Четвёртый вошёл, зацепив стул. Тот упал с грохотом. Никто не обернулся. Пятый встал у окна, перекрыв свет.
В подсобке саламандра пустила пузырь. Пуховик, которого я только что кормил, вжался в кушетку и затих.
Я стоял посреди собственной клиники, в мятой одежде и с пустым чайником в руке, и чувствовал себя примерно так, как, наверное, чувствует себя хомяк, в клетку которого по какому-то чудовищному недоразумению запустили пятерых ротвейлеров.

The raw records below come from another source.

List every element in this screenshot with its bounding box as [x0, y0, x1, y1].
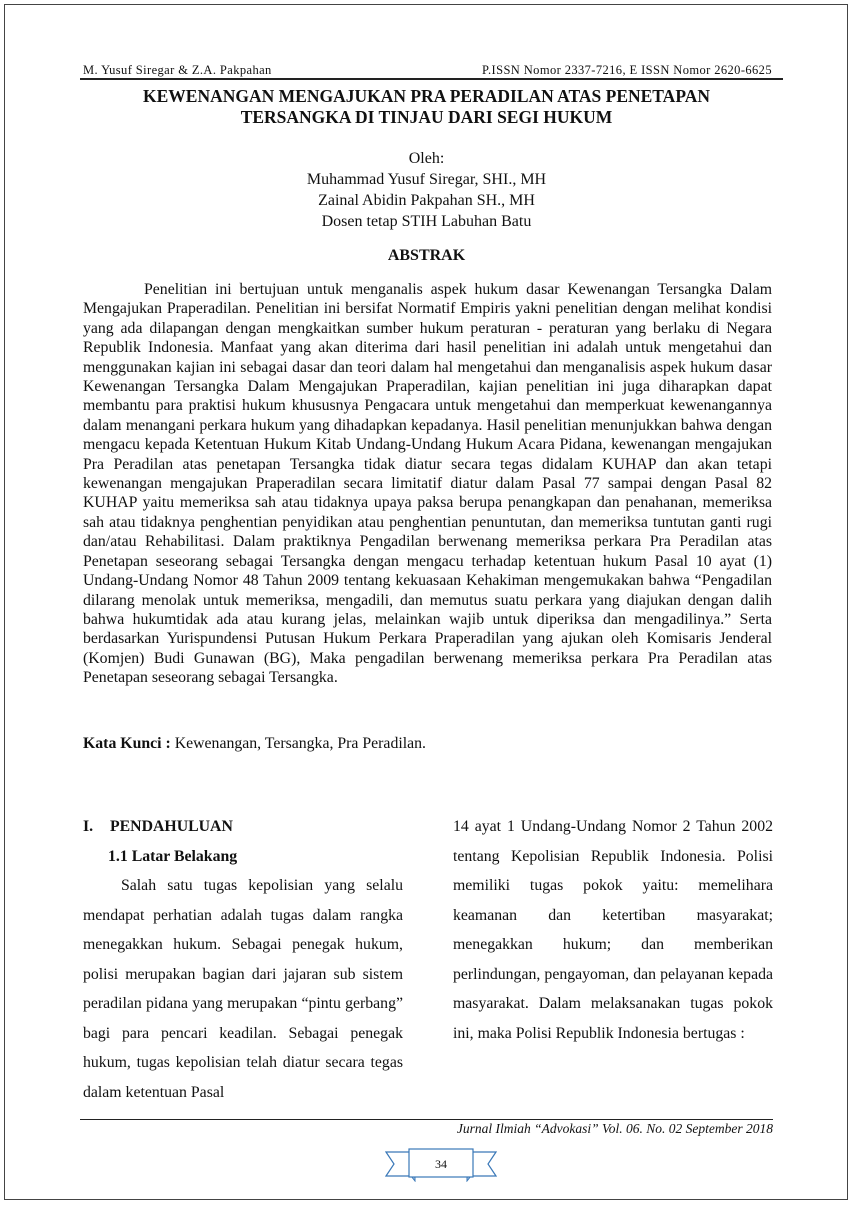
byline [80, 148, 773, 232]
page-number: 34 [435, 1157, 447, 1171]
keywords [83, 735, 772, 753]
header-rule [80, 78, 783, 80]
affiliation: Dosen tetap STIH Labuhan Batu [321, 213, 532, 230]
left-column [83, 812, 403, 1107]
body-paragraph-left: Salah satu tugas kepolisian yang selalu mendapat perhatian adalah tugas dalam rangka menegakkan hukum. Sebagai penegak hukum, polisi merupakan bagian dari jajaran sub sistem peradilan pidana yang merupakan “pintu gerbang” bagi para pencari keadilan. Sebagai penegak hukum, tugas kepolisian telah diatur secara tegas dalam ketentuan Pasal [83, 877, 403, 1101]
header-authors: M. Yusuf Siregar & Z.A. Pakpahan [83, 63, 272, 77]
footer-rule [80, 1119, 773, 1120]
title-line-2: TERSANGKA DI TINJAU DARI SEGI HUKUM [240, 107, 613, 127]
title-line-1: KEWENANGAN MENGAJUKAN PRA PERADILAN ATAS PENETAPAN [143, 86, 710, 106]
section-heading [83, 812, 403, 842]
keywords-label: Kata Kunci : [83, 735, 171, 752]
right-column [453, 812, 773, 1048]
running-header [83, 63, 772, 78]
journal-name: Jurnal Ilmiah “Advokasi” Vol. 06. No. 02 September 2018 [456, 1121, 773, 1136]
paper-title [80, 86, 773, 128]
keywords-value: Kewenangan, Tersangka, Pra Peradilan. [170, 735, 426, 752]
author-1: Muhammad Yusuf Siregar, SHI., MH [306, 171, 547, 188]
page-number-ribbon [385, 1148, 497, 1182]
abstract-text: Penelitian ini bertujuan untuk menganalis aspek hukum dasar Kewenangan Tersangka Dalam Mengajukan Praperadilan. Penelitian ini bersifat Normatif Empiris yakni penelitian dengan melihat kondisi yang ada dilapangan dengan mengkaitkan sumber hukum peraturan - peraturan yang berlaku di Negara Republik Indonesia. Manfaat yang akan diterima dari hasil penelitian ini adalah untuk mengetahui dan menggunakan kajian ini sebagai dasar dan teori dalam hal mengetahui dan menganalisis aspek hukum dasar Kewenangan Tersangka Dalam Mengajukan Praperadilan, kajian penelitian ini juga diharapkan dapat membantu para praktisi hukum khususnya Pengacara untuk mengetahui dan memperkuat kewenangannya dalam menangani perkara hukum yang dihadapkan kepadanya. Hasil penelitian menunjukkan bahwa dengan mengacu kepada Ketentuan Hukum Kitab Undang-Undang Hukum Acara Pidana, kewenangan mengajukan Pra Peradilan atas penetapan Tersangka tidak diatur secara tegas didalam KUHAP dan akan tetapi kewenangan mengajukan Praperadilan secara limitatif diatur dalam Pasal 77 sampai dengan Pasal 82 KUHAP yaitu memeriksa sah atau tidaknya upaya paksa berupa penangkapan dan penahanan, memeriksa sah atau tidaknya penghentian penyidikan atau penghentian penuntutan, dan memeriksa tuntutan ganti rugi dan/atau Rehabilitasi. Dalam praktiknya Pengadilan berwenang memeriksa perkara Pra Peradilan atas Penetapan seseorang sebagai Tersangka dengan mengacu terhadap ketentuan hukum Pasal 10 ayat (1) Undang-Undang Nomor 48 Tahun 2009 tentang kekuasaan Kehakiman mengemukakan bahwa “Pengadilan dilarang menolak untuk memeriksa, mengadili, dan memutus suatu perkara yang diajukan dengan dalih bahwa hukumtidak ada atau kurang jelas, melainkan wajib untuk diperiksa dan mengadilinya.” Serta berdasarkan Yurispundensi Putusan Hukum Perkara Praperadilan yang ajukan oleh Komisaris Jenderal (Komjen) Budi Gunawan (BG), Maka pengadilan berwenang memeriksa perkara Pra Peradilan atas Penetapan seseorang sebagai Tersangka. [83, 281, 772, 687]
author-2: Zainal Abidin Pakpahan SH., MH [318, 192, 535, 209]
subsection-heading: 1.1 Latar Belakang [108, 847, 238, 865]
body-paragraph-right: 14 ayat 1 Undang-Undang Nomor 2 Tahun 2002 tentang Kepolisian Republik Indonesia. Polisi memiliki tugas pokok yaitu: memelihara keamanan dan ketertiban masyarakat; menegakkan hukum; dan memberikan perlindungan, pengayoman, dan pelayanan kepada masyarakat. Dalam melaksanakan tugas pokok ini, maka Polisi Republik Indonesia bertugas : [453, 818, 773, 1042]
section-title: PENDAHULUAN [110, 818, 233, 835]
section-number: I. [83, 818, 94, 835]
header-issn: P.ISSN Nomor 2337-7216, E ISSN Nomor 2620-6625 [482, 63, 772, 77]
byline-label: Oleh: [408, 150, 445, 167]
abstract-heading: ABSTRAK [387, 247, 466, 264]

А потом в дверях появился он. Из тех невысоких и сухощавых мужчин, рядом с которыми крупные люди выглядят не крупными, а просто громоздкими.
Белый костюм-тройка безупречный, как свежий снег, на котором ещё никто не успел пос… потоптаться. Шляпа тоже белая, с узкой чёрной лентой, надвинутая чуть набок. Трость с серебряным набалдашником в виде волчьей головы — и он на неё не опирался. Скорее нёс, как аксессуар. Или как оружие.
Он переступил порог и остановился. По лицу прошла короткая гримаса — нос дёрнулся, ноздри сжались. В клинике, надо признать, пахло. Гарью от вчерашней саламандры, кормом, влажной шерстью и остаточными нотами эфирного газа пухлежуя, которые, подозреваю, впитались в стены навечно и переживут меня, и это здание.
Амбал, который первым проверял периметр, подхватил упавший стул и суетливо, двумя руками, поставил перед гостем. Стул, рассчитанный на людей обычных размеров, под этим человеком не скрипнул и не покачнулся. Он сел в него так, как садятся в кресло, — легко, привычно, закинув ногу на ногу. Положил трость поперёк колена. Шляпу не снял.
И медленно обвёл взглядом мою приёмную.
Потом он посмотрел на меня. И улыбнулся. Широко, хищно, обнажив пару золотых зубов, которые блеснули в утреннем свете.
— Ну, здравствуй! — сказал он хищно. — Я пришёл вот за ней, — он кивнул на саламандру.
«Не пойду… плохой человек… пожалуйста!» — раздалось в моей голове.